As an operating system, Linux is extremely popular with hard core technical enthusiasts. Those who work on it, swear by it. It is robust, safe, and scalable. However, there are folks who’ve gotten used to a Windows UI who tend to shy away from it. In this tutorial, you’ll get to see how simple and powerful Linux can be – if you just learn a few basic commands and practice them. We will walk you through one such command today – copying directories
Linux – an introduction
Linux is free operating system. By free, what we mean is that the source code of Linux comes free. This means that the code of the operating system is available to all and you can modify and add to it according to your need. Thus, since its inception Linux has gone through many changes and there is a strong and growing community of Linux programmers who keep on adding to its functionalities. If you do not have prior experience with Linux, we highly recommend you first try out this Linux crash course to get familiar with it. This will help set the framework for the terms we use in the rest of the article.
The link system in Linux
To understand how files and directories are created in Linux and how to work with them, you need to understand links first. The concepts of files and folders are similar to other operating systems.
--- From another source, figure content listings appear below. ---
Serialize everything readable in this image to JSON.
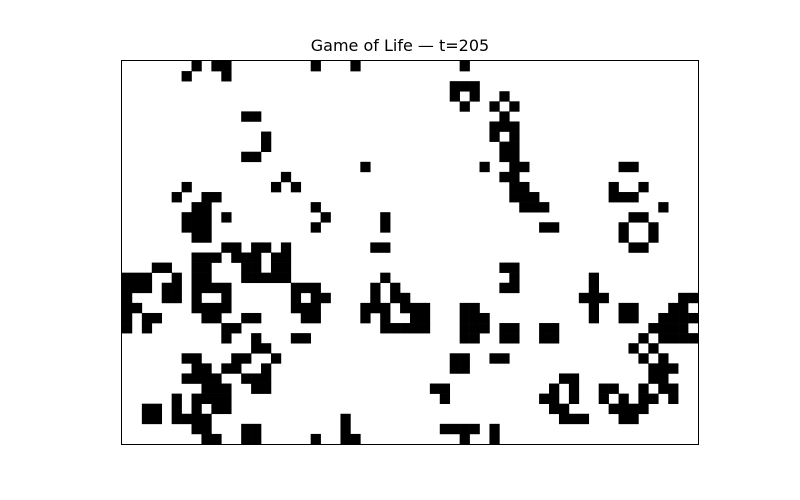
{
  "title": "Game of Life — t=205",
  "board": {
    "cols": 58,
    "rows": 38,
    "alive_color": "#000000",
    "dead_color": "#ffffff",
    "cells": [
      [
        7,
        0
      ],
      [
        9,
        0
      ],
      [
        10,
        0
      ],
      [
        19,
        0
      ],
      [
        23,
        0
      ],
      [
        34,
        0
      ],
      [
        6,
        1
      ],
      [
        10,
        1
      ],
      [
        33,
        2
      ],
      [
        34,
        2
      ],
      [
        35,
        2
      ],
      [
        33,
        3
      ],
      [
        35,
        3
      ],
      [
        38,
        3
      ],
      [
        34,
        4
      ],
      [
        37,
        4
      ],
      [
        39,
        4
      ],
      [
        12,
        5
      ],
      [
        13,
        5
      ],
      [
        38,
        5
      ],
      [
        37,
        6
      ],
      [
        38,
        6
      ],
      [
        39,
        6
      ],
      [
        14,
        7
      ],
      [
        37,
        7
      ],
      [
        39,
        7
      ],
      [
        14,
        8
      ],
      [
        38,
        8
      ],
      [
        39,
        8
      ],
      [
        12,
        9
      ],
      [
        13,
        9
      ],
      [
        38,
        9
      ],
      [
        39,
        9
      ],
      [
        36,
        10
      ],
      [
        39,
        10
      ],
      [
        40,
        10
      ],
      [
        38,
        11
      ],
      [
        39,
        11
      ],
      [
        24,
        10
      ],
      [
        50,
        10
      ],
      [
        51,
        10
      ],
      [
        39,
        12
      ],
      [
        40,
        12
      ],
      [
        49,
        12
      ],
      [
        52,
        12
      ],
      [
        49,
        13
      ],
      [
        50,
        13
      ],
      [
        51,
        13
      ],
      [
        16,
        11
      ],
      [
        39,
        13
      ],
      [
        40,
        13
      ],
      [
        41,
        13
      ],
      [
        15,
        12
      ],
      [
        17,
        12
      ],
      [
        40,
        14
      ],
      [
        41,
        14
      ],
      [
        42,
        14
      ],
      [
        54,
        14
      ],
      [
        6,
        12
      ],
      [
        5,
        13
      ],
      [
        8,
        13
      ],
      [
        9,
        13
      ],
      [
        7,
        14
      ],
      [
        8,
        14
      ],
      [
        6,
        15
      ],
      [
        7,
        15
      ],
      [
        8,
        15
      ],
      [
        10,
        15
      ],
      [
        19,
        14
      ],
      [
        20,
        15
      ],
      [
        19,
        16
      ],
      [
        6,
        16
      ],
      [
        7,
        16
      ],
      [
        8,
        16
      ],
      [
        7,
        17
      ],
      [
        8,
        17
      ],
      [
        42,
        16
      ],
      [
        43,
        16
      ],
      [
        26,
        15
      ],
      [
        26,
        16
      ],
      [
        51,
        15
      ],
      [
        52,
        15
      ],
      [
        50,
        16
      ],
      [
        50,
        17
      ],
      [
        53,
        16
      ],
      [
        53,
        17
      ],
      [
        51,
        18
      ],
      [
        52,
        18
      ],
      [
        25,
        18
      ],
      [
        26,
        18
      ],
      [
        10,
        18
      ],
      [
        11,
        18
      ],
      [
        13,
        18
      ],
      [
        14,
        18
      ],
      [
        16,
        18
      ],
      [
        11,
        19
      ],
      [
        15,
        19
      ],
      [
        16,
        19
      ],
      [
        7,
        19
      ],
      [
        8,
        19
      ],
      [
        9,
        19
      ],
      [
        12,
        19
      ],
      [
        13,
        19
      ],
      [
        15,
        19
      ],
      [
        16,
        19
      ],
      [
        7,
        20
      ],
      [
        8,
        20
      ],
      [
        12,
        20
      ],
      [
        13,
        20
      ],
      [
        15,
        20
      ],
      [
        16,
        20
      ],
      [
        3,
        20
      ],
      [
        4,
        20
      ],
      [
        2,
        21
      ],
      [
        5,
        21
      ],
      [
        2,
        22
      ],
      [
        4,
        22
      ],
      [
        1,
        21
      ],
      [
        1,
        22
      ],
      [
        4,
        23
      ],
      [
        5,
        23
      ],
      [
        0,
        21
      ],
      [
        0,
        22
      ],
      [
        5,
        22
      ],
      [
        12,
        21
      ],
      [
        13,
        21
      ],
      [
        14,
        21
      ],
      [
        15,
        21
      ],
      [
        16,
        21
      ],
      [
        7,
        21
      ],
      [
        7,
        22
      ],
      [
        8,
        21
      ],
      [
        38,
        20
      ],
      [
        39,
        20
      ],
      [
        39,
        21
      ],
      [
        38,
        22
      ],
      [
        39,
        22
      ],
      [
        47,
        21
      ],
      [
        47,
        22
      ],
      [
        46,
        23
      ],
      [
        47,
        23
      ],
      [
        48,
        23
      ],
      [
        47,
        24
      ],
      [
        47,
        25
      ],
      [
        26,
        21
      ],
      [
        25,
        22
      ],
      [
        27,
        22
      ],
      [
        25,
        23
      ],
      [
        27,
        23
      ],
      [
        28,
        23
      ],
      [
        24,
        24
      ],
      [
        25,
        24
      ],
      [
        26,
        24
      ],
      [
        28,
        24
      ],
      [
        29,
        24
      ],
      [
        24,
        25
      ],
      [
        26,
        25
      ],
      [
        29,
        25
      ],
      [
        26,
        26
      ],
      [
        27,
        26
      ],
      [
        28,
        26
      ],
      [
        8,
        22
      ],
      [
        9,
        22
      ],
      [
        10,
        22
      ],
      [
        7,
        23
      ],
      [
        10,
        23
      ],
      [
        7,
        24
      ],
      [
        8,
        24
      ],
      [
        9,
        24
      ],
      [
        10,
        24
      ],
      [
        8,
        25
      ],
      [
        9,
        25
      ],
      [
        17,
        22
      ],
      [
        18,
        22
      ],
      [
        19,
        22
      ],
      [
        17,
        23
      ],
      [
        19,
        23
      ],
      [
        20,
        23
      ],
      [
        17,
        24
      ],
      [
        18,
        24
      ],
      [
        19,
        24
      ],
      [
        18,
        25
      ],
      [
        19,
        25
      ],
      [
        0,
        23
      ],
      [
        0,
        24
      ],
      [
        0,
        25
      ],
      [
        0,
        26
      ],
      [
        1,
        24
      ],
      [
        2,
        25
      ],
      [
        3,
        25
      ],
      [
        2,
        26
      ],
      [
        34,
        24
      ],
      [
        35,
        24
      ],
      [
        34,
        25
      ],
      [
        35,
        25
      ],
      [
        36,
        25
      ],
      [
        34,
        26
      ],
      [
        35,
        26
      ],
      [
        36,
        26
      ],
      [
        34,
        27
      ],
      [
        35,
        27
      ],
      [
        30,
        24
      ],
      [
        30,
        25
      ],
      [
        28,
        26
      ],
      [
        29,
        26
      ],
      [
        30,
        26
      ],
      [
        50,
        24
      ],
      [
        51,
        24
      ],
      [
        50,
        25
      ],
      [
        51,
        25
      ],
      [
        38,
        26
      ],
      [
        39,
        26
      ],
      [
        38,
        27
      ],
      [
        39,
        27
      ],
      [
        42,
        26
      ],
      [
        43,
        26
      ],
      [
        42,
        27
      ],
      [
        43,
        27
      ],
      [
        56,
        23
      ],
      [
        57,
        23
      ],
      [
        55,
        24
      ],
      [
        56,
        24
      ],
      [
        54,
        25
      ],
      [
        55,
        25
      ],
      [
        56,
        25
      ],
      [
        57,
        25
      ],
      [
        53,
        26
      ],
      [
        54,
        26
      ],
      [
        55,
        26
      ],
      [
        56,
        26
      ],
      [
        54,
        27
      ],
      [
        55,
        27
      ],
      [
        56,
        27
      ],
      [
        57,
        27
      ],
      [
        52,
        27
      ],
      [
        51,
        28
      ],
      [
        53,
        28
      ],
      [
        52,
        29
      ],
      [
        54,
        29
      ],
      [
        53,
        30
      ],
      [
        54,
        30
      ],
      [
        55,
        30
      ],
      [
        12,
        25
      ],
      [
        13,
        25
      ],
      [
        10,
        26
      ],
      [
        11,
        26
      ],
      [
        10,
        27
      ],
      [
        13,
        27
      ],
      [
        13,
        28
      ],
      [
        14,
        28
      ],
      [
        11,
        29
      ],
      [
        12,
        29
      ],
      [
        15,
        29
      ],
      [
        10,
        30
      ],
      [
        11,
        30
      ],
      [
        14,
        30
      ],
      [
        12,
        31
      ],
      [
        13,
        31
      ],
      [
        14,
        31
      ],
      [
        13,
        32
      ],
      [
        14,
        32
      ],
      [
        17,
        27
      ],
      [
        18,
        27
      ],
      [
        6,
        29
      ],
      [
        7,
        29
      ],
      [
        7,
        30
      ],
      [
        8,
        30
      ],
      [
        6,
        31
      ],
      [
        8,
        31
      ],
      [
        8,
        32
      ],
      [
        9,
        32
      ],
      [
        37,
        29
      ],
      [
        38,
        29
      ],
      [
        33,
        29
      ],
      [
        34,
        29
      ],
      [
        33,
        30
      ],
      [
        34,
        30
      ],
      [
        44,
        31
      ],
      [
        45,
        31
      ],
      [
        43,
        32
      ],
      [
        45,
        32
      ],
      [
        42,
        33
      ],
      [
        43,
        33
      ],
      [
        45,
        33
      ],
      [
        43,
        34
      ],
      [
        44,
        34
      ],
      [
        44,
        35
      ],
      [
        45,
        35
      ],
      [
        46,
        35
      ],
      [
        53,
        31
      ],
      [
        54,
        31
      ],
      [
        48,
        32
      ],
      [
        49,
        32
      ],
      [
        52,
        32
      ],
      [
        54,
        32
      ],
      [
        48,
        33
      ],
      [
        50,
        33
      ],
      [
        52,
        33
      ],
      [
        53,
        33
      ],
      [
        49,
        34
      ],
      [
        50,
        34
      ],
      [
        51,
        34
      ],
      [
        52,
        34
      ],
      [
        50,
        35
      ],
      [
        51,
        35
      ],
      [
        55,
        32
      ],
      [
        55,
        33
      ],
      [
        7,
        31
      ],
      [
        8,
        31
      ],
      [
        9,
        31
      ],
      [
        8,
        32
      ],
      [
        10,
        32
      ],
      [
        31,
        32
      ],
      [
        32,
        32
      ],
      [
        32,
        33
      ],
      [
        7,
        33
      ],
      [
        8,
        33
      ],
      [
        9,
        33
      ],
      [
        10,
        33
      ],
      [
        7,
        34
      ],
      [
        9,
        34
      ],
      [
        10,
        34
      ],
      [
        6,
        35
      ],
      [
        7,
        35
      ],
      [
        8,
        35
      ],
      [
        7,
        36
      ],
      [
        8,
        36
      ],
      [
        2,
        34
      ],
      [
        3,
        34
      ],
      [
        2,
        35
      ],
      [
        3,
        35
      ],
      [
        5,
        33
      ],
      [
        5,
        34
      ],
      [
        5,
        35
      ],
      [
        12,
        36
      ],
      [
        13,
        36
      ],
      [
        12,
        37
      ],
      [
        13,
        37
      ],
      [
        22,
        35
      ],
      [
        22,
        36
      ],
      [
        8,
        37
      ],
      [
        9,
        37
      ],
      [
        19,
        37
      ],
      [
        22,
        37
      ],
      [
        23,
        37
      ],
      [
        32,
        36
      ],
      [
        33,
        36
      ],
      [
        34,
        36
      ],
      [
        35,
        36
      ],
      [
        34,
        37
      ],
      [
        37,
        36
      ],
      [
        37,
        37
      ]
    ]
  }
}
For example, you may have worked with folders in Windows. Yes, folders are the places where we store our files. What folders are to Windows, directories are to Linux. Let us discuss how files and directories are created in Linux and then we will see how we can copy directories.
How directories are created in Linux
When you create a file in Linux, several types of information gets linked to it internally – the user who created it, the permissions, time of creation, linkages. So, when you create a file or directory in Linux, an inode number is assigned to the directory data as stored in the disk and the directory name points to the inode number.
The copy command in Linux
The command cp, an abbreviation of ‘copy’, is used to copy files and directories in Linux.
The default syntax for cp is
>cp source destination
source is the source file or directory you want to copy
destination is the new place – file or directory – where you want to copy it to
Here is a simple example copying a file from one location to another
>cp myfile.txt newdir/.
This copies the file myfie.txt from the current directory to the newdir/ directory
These were some simple copy examples. Let’s now look at how to copy an entire directory.
How to copy directories with the cp command
It’s actually pretty simple. Just specify your source and destination directories as arguments to the copy command!
> cp dir1/ dir2/
This copies everything from dir1/ into dir2/. Well, not quite everything. If dir1/ has any sub directories, or soft links, they are not copied over by default. Linux can’t quite guess your intentions. You have to specifically tell it if you want to copy over all subdirectories, hidden files, or links. The copy command has specific options to cover all of those, and much more. Let’s go through some of the important options.
In order to copy all the subdirectories of a parent directory, you need to give the ‘-r’ option. Note that options are not case sensitive. You can use ‘-r’ or ‘-R’ interchangeably. Here’s what it looks like:
> cp –r dir1/ dir2/
Now you need to be careful with this option. If your directory structure is quite nested, this may take a long time, or may get stuck in between – if there are broken files or subdirectories hidden a few layers below.
Note that if the destination directory, dir2/ already has files or subdirectories of the same name, your files or subdirectories will not be copied over.
Force a copy
You may run into situations where you want to force a copy, for example in the situation mentioned above, where the destination already has files with the same name. The Linux copy command gives you an easy way out. Here’s how:
> cp –rf dir1/ dir2/
Note the additional ‘f’ along with our ‘-r’ option. This tells Linux, to forcefully copy over files and subdirectories from the source directory.
Creating an archive
If you want to save your directory as an archive, you can use
> cp –a dir1/ dir2/
The – a option helps to preserve the structure and attributes of the original directory into the new directory.
The cp command when not coping recursively follows the symbolic links. This is a default option and it can be overridden by specifying options like ‘-d’ which means “–no-dereference”.
To copy over symbolic links, you can use ‘-d’ or ‘- – no- dereference ‘ option. The cp command does not copy the files that the links point to but copies the symbolic links only. It also preserves the hard links between the source files in the copies also.
> cp –d dir1/ dir2/
Note that by default, copy does not let you copy a file over to itself ie the source and the destination have to be different.
Of course, this is just the tip of the iceberg. The copy command has many more options and we cannot cover them all here. If you need more details, just use the ‘man’ command and Linux will list out all the options, what they mean, and how to use them.
> man cp
We hope this tutorial gave you a fair idea of how to copy directories in Linux. As you can see, Linux copy gives you a much finer level of control than Windows drag and drop. With a very wide range of options to specify exactly what and how you want to do things, it’s no wonder Linux is widely liked in the technical community.